Over the course of the movie, the students enter the confidence of the troll hunter, a grizzled ex-soldier, and learn the secret history of the TSS, Norway's Troll Security Service. They learn about troll baiting, troll ecology, and how the government keeps them secret and isolated. The central mystery is about unraveling why various trolls have gone on a rampage. The title of this post is a line delivered by the actual Prime Minister during a discussion on energy policy, which the film makers humorously worked into the context of the movie.
The Troll Hunter has a lot to offer as inspiration for both fantasy and horror games. First there's the central character, the iconic monster hunter. There's a literary and cinematic tradition of the hardened outsider that understands the nature of the foe, the necessary weapons and methods to hunt and destroy the beast. I'm not giving it a lot of deep thought right now, but the first two that jump to mind include Van Helsing from Dracula, or Quint the shark hunter from Jaws, with his finger nails scratching the chalkboard - "Y'all know me. Know how I earn a livin'. I'll catch this bird for you, but it ain't gonna be easy. Bad fish. Not like going down the pond chasin' bluegills and tommycods. This shark, swallow you whole."

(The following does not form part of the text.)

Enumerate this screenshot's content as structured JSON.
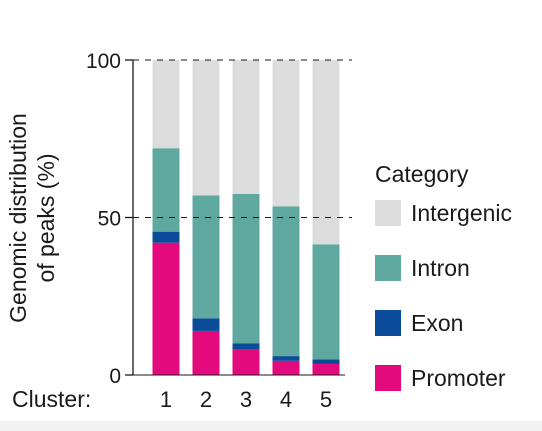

The troll hunter roams the scenic Norwegian wilderness in a beat up truck and fifth wheel camper, loaded with ingredients to make troll musk, ultraviolet light weaponry in various configurations to blast trolls to stone, and a stereo system with external speakers to play the kind of music that drives trolls nuts, like You Have a Friend in Jesus.
The other angle I enjoyed in the movie was the scientific exploitation of myth and folklore. The movie takes certain aspects of troll folklore, assumes it's true, and then goes on to explain the "Monstercology" behind the folklore. And the troll hunter takes full advantage of the troll's vulnerabilities and weaknesses, such as having a pint of "a Christian man's blood" in a container to use as bait. The trolls can tell the difference between how believers smell and the pagans, you see.
Highly recommended; it's a low-budget sleeper with a lot of charm, and be sure to see the Norwegian original before the inevitable American remake - apparently an American film company already has the rights.